President says they will only be ‘acting’
The Center for Transparency and Accountability in Liberia (CENTAL), says it is disappointed at President Ellen Johnson Sirleaf’s recent decision to reappoint top government officials who resigned to participate in the October 10 polls—many of whom lost their races.
CENTAL’s Executive Director, Anderson Miamen, stated at a press conference on Tuesday, “We are deeply disappointed in the President’s decision and see her action as a continuation of the patronage system that has undermined effectiveness and efficiency in public service over the years.”
It is a bad sign that resigned officials who were unsuccessful in the just-ended legislative elections are returning to work, he said. Some of the affected officials included former Gender Minister, Julia Duncan Cassell who contested in Grand Bassa County; Mr. Varney Sirleaf, Deputy Minister of Internal Affairs, who contested in Bomi; Bong County Superintendent, Selena Mappy-Polson, and several others.

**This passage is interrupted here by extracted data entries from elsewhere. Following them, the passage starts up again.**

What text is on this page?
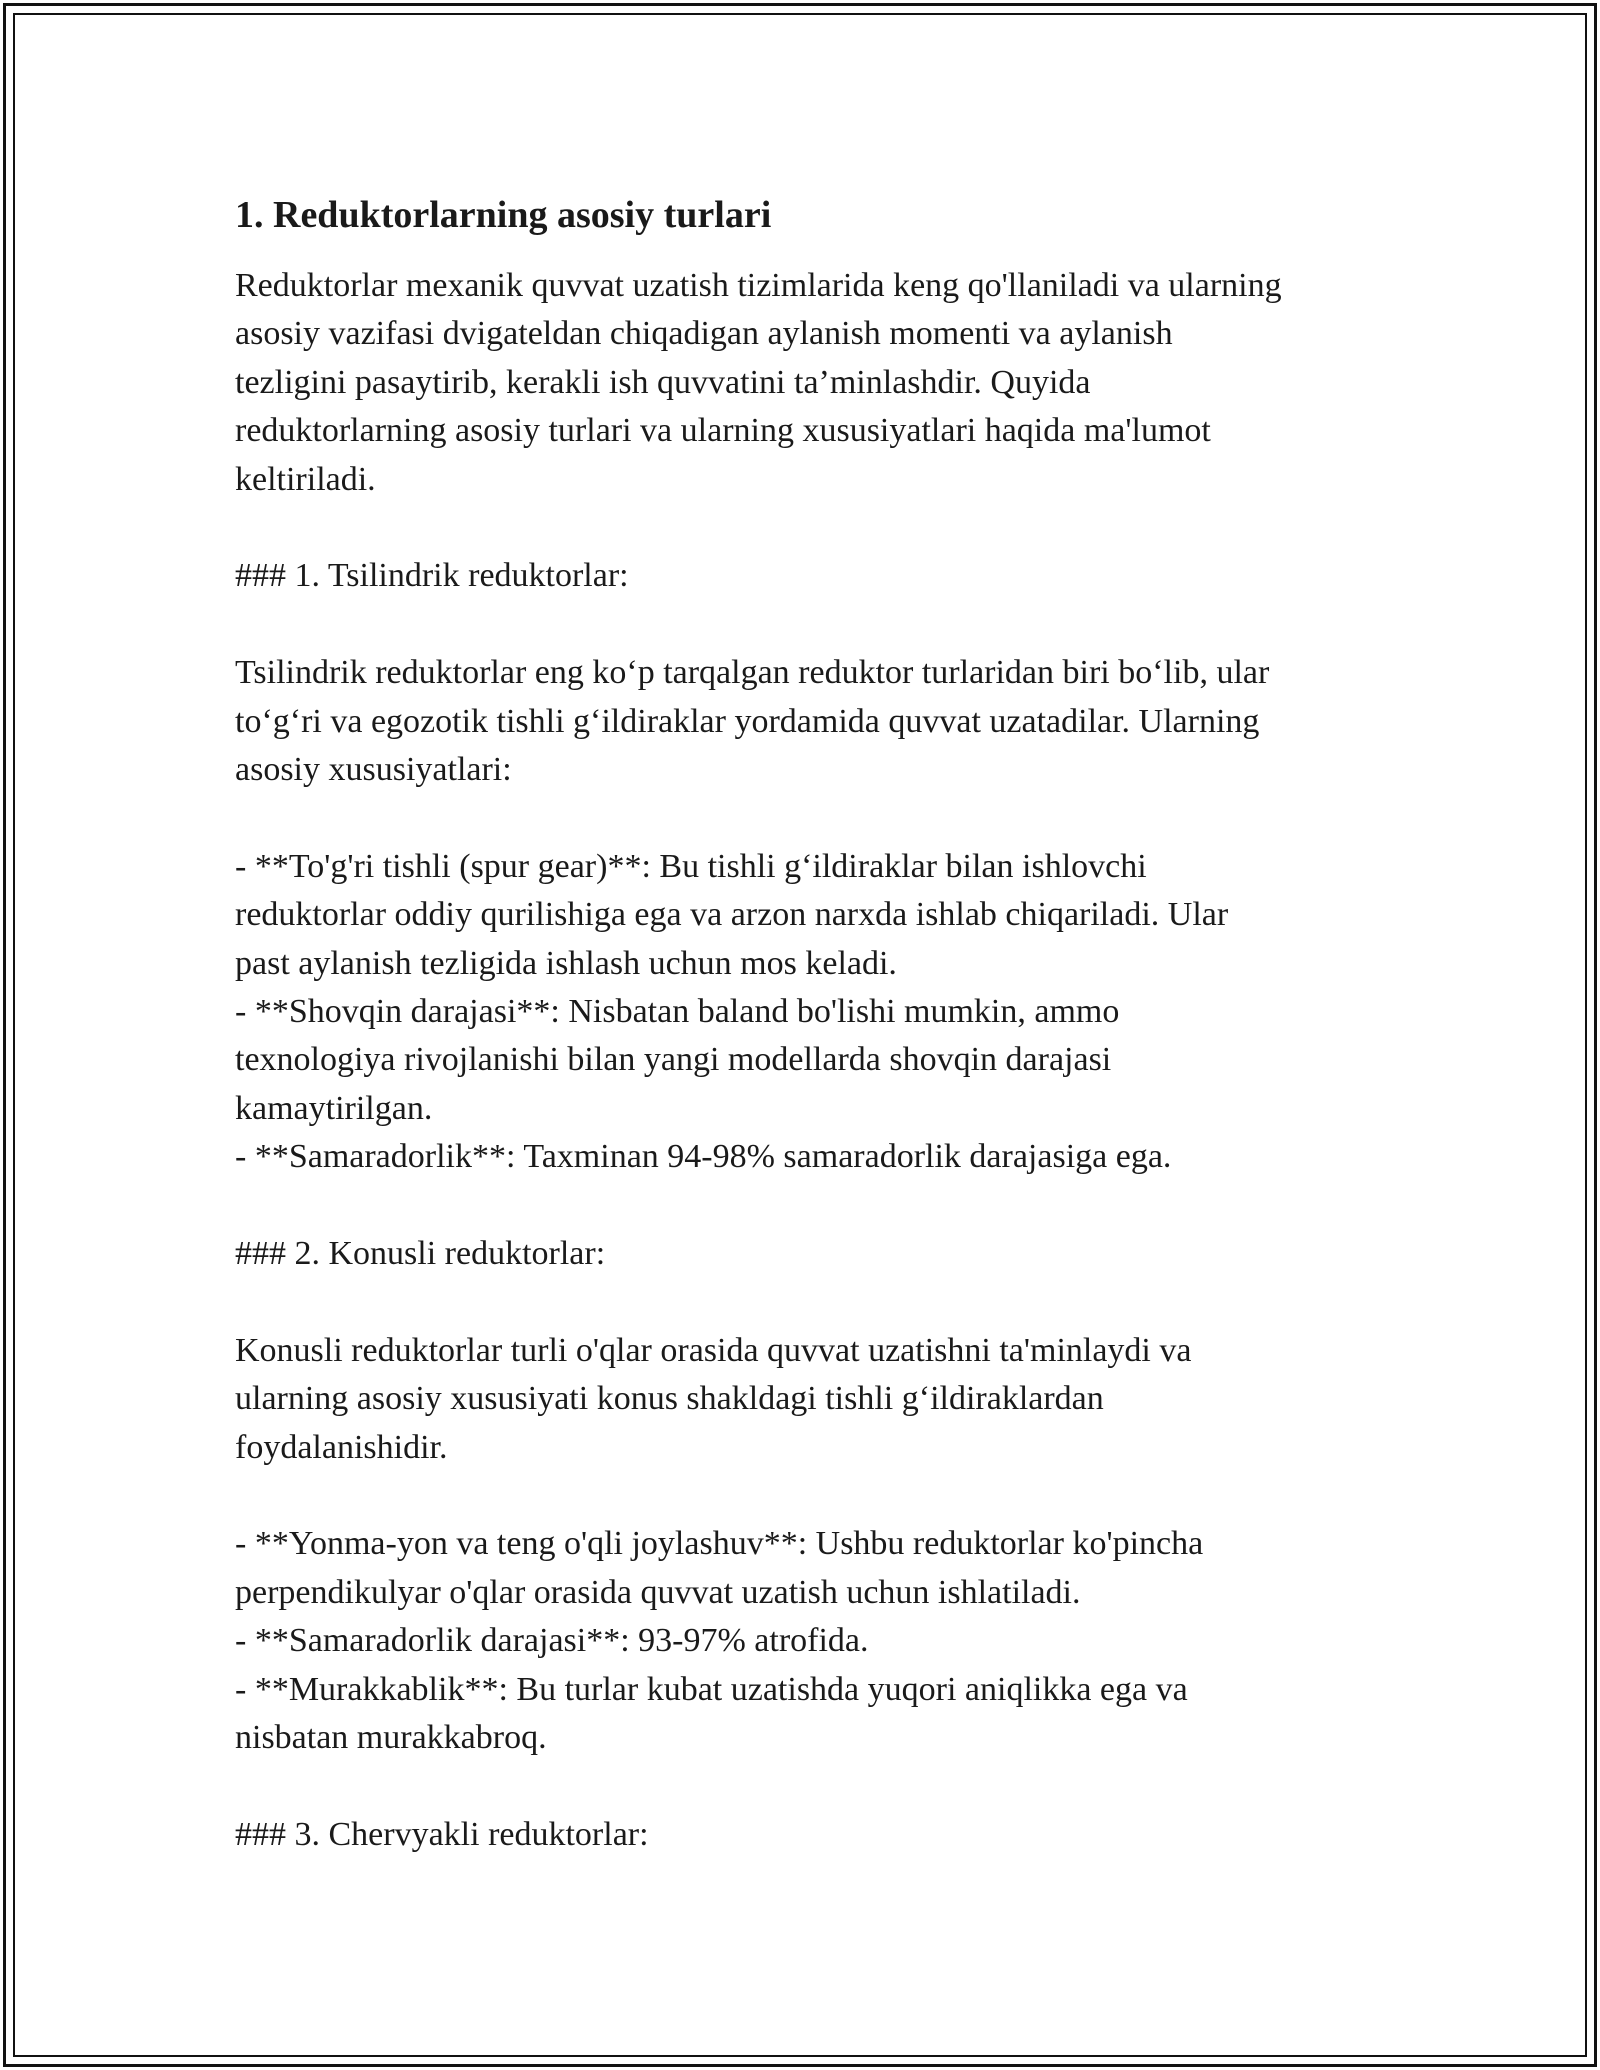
1. Reduktorlarning asosiy turlari
Reduktorlar mexanik quvvat uzatish tizimlarida keng qo'llaniladi va ularning
asosiy vazifasi dvigateldan chiqadigan aylanish momenti va aylanish
tezligini pasaytirib, kerakli ish quvvatini ta’minlashdir. Quyida
reduktorlarning asosiy turlari va ularning xususiyatlari haqida ma'lumot
keltiriladi.
### 1. Tsilindrik reduktorlar:
Tsilindrik reduktorlar eng ko‘p tarqalgan reduktor turlaridan biri bo‘lib, ular
to‘g‘ri va egozotik tishli g‘ildiraklar yordamida quvvat uzatadilar. Ularning
asosiy xususiyatlari:
- **To'g'ri tishli (spur gear)**: Bu tishli g‘ildiraklar bilan ishlovchi
reduktorlar oddiy qurilishiga ega va arzon narxda ishlab chiqariladi. Ular
past aylanish tezligida ishlash uchun mos keladi.
- **Shovqin darajasi**: Nisbatan baland bo'lishi mumkin, ammo
texnologiya rivojlanishi bilan yangi modellarda shovqin darajasi
kamaytirilgan.
- **Samaradorlik**: Taxminan 94-98% samaradorlik darajasiga ega.
### 2. Konusli reduktorlar:
Konusli reduktorlar turli o'qlar orasida quvvat uzatishni ta'minlaydi va
ularning asosiy xususiyati konus shakldagi tishli g‘ildiraklardan
foydalanishidir.
- **Yonma-yon va teng o'qli joylashuv**: Ushbu reduktorlar ko'pincha
perpendikulyar o'qlar orasida quvvat uzatish uchun ishlatiladi.
- **Samaradorlik darajasi**: 93-97% atrofida.
- **Murakkablik**: Bu turlar kubat uzatishda yuqori aniqlikka ega va
nisbatan murakkabroq.
### 3. Chervyakli reduktorlar:
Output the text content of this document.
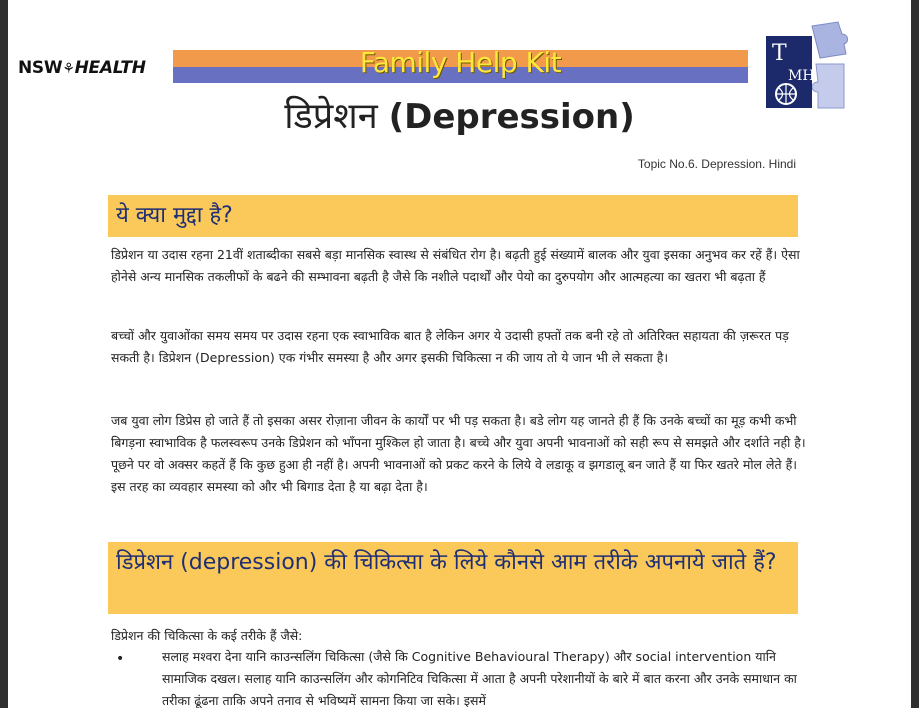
NSW⚘HEALTH	Family Help Kit	T
MH
डिप्रेशन (Depression)
Topic No.6. Depression. Hindi
ये क्या मुद्दा है?
डिप्रेशन या उदास रहना 21वीं शताब्दीका सबसे बड़ा मानसिक स्वास्थ से संबंधित रोग है। बढ़ती हुई संख्यामें बालक और युवा इसका अनुभव कर रहें हैं। ऐसा होनेसे अन्य मानसिक तकलीफों के बढने की सम्भावना बढ़ती है जैसे कि नशीले पदार्थों और पेयो का दुरुपयोग और आत्महत्या का खतरा भी बढ़ता हैं
बच्चों और युवाओंका समय समय पर उदास रहना एक स्वाभाविक बात है लेकिन अगर ये उदासी हफ्तों तक बनी रहे तो अतिरिक्त सहायता की ज़रूरत पड़ सकती है। डिप्रेशन (Depression) एक गंभीर समस्या है और अगर इसकी चिकित्सा न की जाय तो ये जान भी ले सकता है।
जब युवा लोग डिप्रेस हो जाते हैं तो इसका असर रोज़ाना जीवन के कार्यों पर भी पड़ सकता है। बडे लोग यह जानते ही हैं कि उनके बच्चों का मूड़ कभी कभी बिगड़ना स्वाभाविक है फलस्वरूप उनके डिप्रेशन को भाँपना मुश्किल हो जाता है। बच्चे और युवा अपनी भावनाओं को सही रूप से समझते और दर्शाते नही है। पूछने पर वो अक्सर कहतें हैं कि कुछ हुआ ही नहीं है। अपनी भावनाओं को प्रकट करने के लिये वे लडाकू व झगडालू बन जाते हैं या फिर खतरे मोल लेते हैं। इस तरह का व्यवहार समस्या को और भी बिगाड देता है या बढ़ा देता है।
डिप्रेशन (depression) की चिकित्सा के लिये कौनसे आम तरीके अपनाये जाते हैं?
डिप्रेशन की चिकित्सा के कई तरीके हैं जैसे:
•	सलाह मश्वरा देना यानि काउन्सलिंग चिकित्सा (जैसे कि Cognitive Behavioural Therapy) और social intervention यानि सामाजिक दखल। सलाह यानि काउन्सलिंग और कोगनिटिव चिकित्सा में आता है अपनी परेशानीयों के बारे में बात करना और उनके समाधान का तरीका ढूंढना ताकि अपने तनाव से भविष्यमें सामना किया जा सके। इसमें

All of these have been reappointed to their previous positions.
With this latest action of the President, Miamen questioned the change in the governance system she promised in 2006. Her election in 2005, according to the President, was a vote for change from the past; a vote for peace, security, and stability; a vote for healing and leadership. “We have heard you loudly, and we humbly accept your vote of confidence and your mandate,” she said in 2006.
Because they resigned from their positions, reappointing them means they must be subjected to confirmation proceedings by the Senate, but Presidential Press Secretary, Jerolinmek Piah, who confirmed the reappointments on a local radio station, said the reappointed officials will only be acting in those capacities.
Mr. Miamen, however, noted, “Continuously working with a select few, especially family members and friends, paints a picture that there exists a void of competence, a proposition we refuse to accept. We strongly believe that there are many other Liberians willing and able to work in the concerned capacities.”
He said people should not see the public pie as an entitlement that can be reclaimed after resignation.
“We also wonder why the President continues to hold sacred the very people rejected by their constituencies at the polls,” he said.
Miamen questioned the President’s motive behind these reappointments. “Are these individuals being reappointed to make up for their financial losses during their failed election bids? How sure are we that those in question were not remotely running their offices and taking their salaries and benefits while away campaigning?”
Miamen said, “The President’s latest action does not augur well for the new Liberia we seek to build; a Liberia that frowns on and robustly addresses corruption, provides equal access to job opportunities and does not create the impression that certain individuals are entitled to government positions.”
“With a very high level of unemployment in the country, we cannot afford to entrench a selected few in power when there are several others, perhaps more qualified and competent, to equally serve in said positions,” he said.
He wants the President to refrain from creating the wrong impression that certain Liberians are entitled to government positions and can leave and return at will, even if there are others more qualified and competent to replace them. “Doing so undermines efforts to break away from the patronage culture and create a society of equal opportunities for all,” he said.
Another person who has accused the President of perpetuating an imperial presidency is veteran politician Blamo Nelson. On a local station this year, the former Grand Kru County Senator described President Sirleaf as the most imperial President Liberia has ever had. “Because of the imperial power that the President exercises, the Legislature has fallen short of performing its constitutional duties to the fullest,” he said.
“I am saying the Legislature has become impotent. The President has neutralized the Legislature,” declared Nelson.
His statements were prompted by the President’s decision, through Executive Order #84, to reduce Liberia’s Inshore Exclusion Zone (IEZ) from six Nautical Miles to three Nautical Miles which she claimed was for the purpose of revitalizing commercial and semi-industrial fishing in Liberia.
Said action, Nelson said, would reduce the territorial fishing right of Liberia and open avenues for foreigners to exploit the country’s fishing industry. “This kind of behavior on the part of the government is mind-boggling,” he noted.
The president, in that Executive Order, also removed the Bureau of National Fisheries from the Ministry of Agriculture (MOA) to the Liberia Maritime Authority, but the veteran politician said such a decision undermines the Constitution of Liberia.
“To take the Fishery Bureau to Maritime is unlawful. You have to amend the Act creating the Ministry of Agriculture. You can’t do that with an Executive Order.”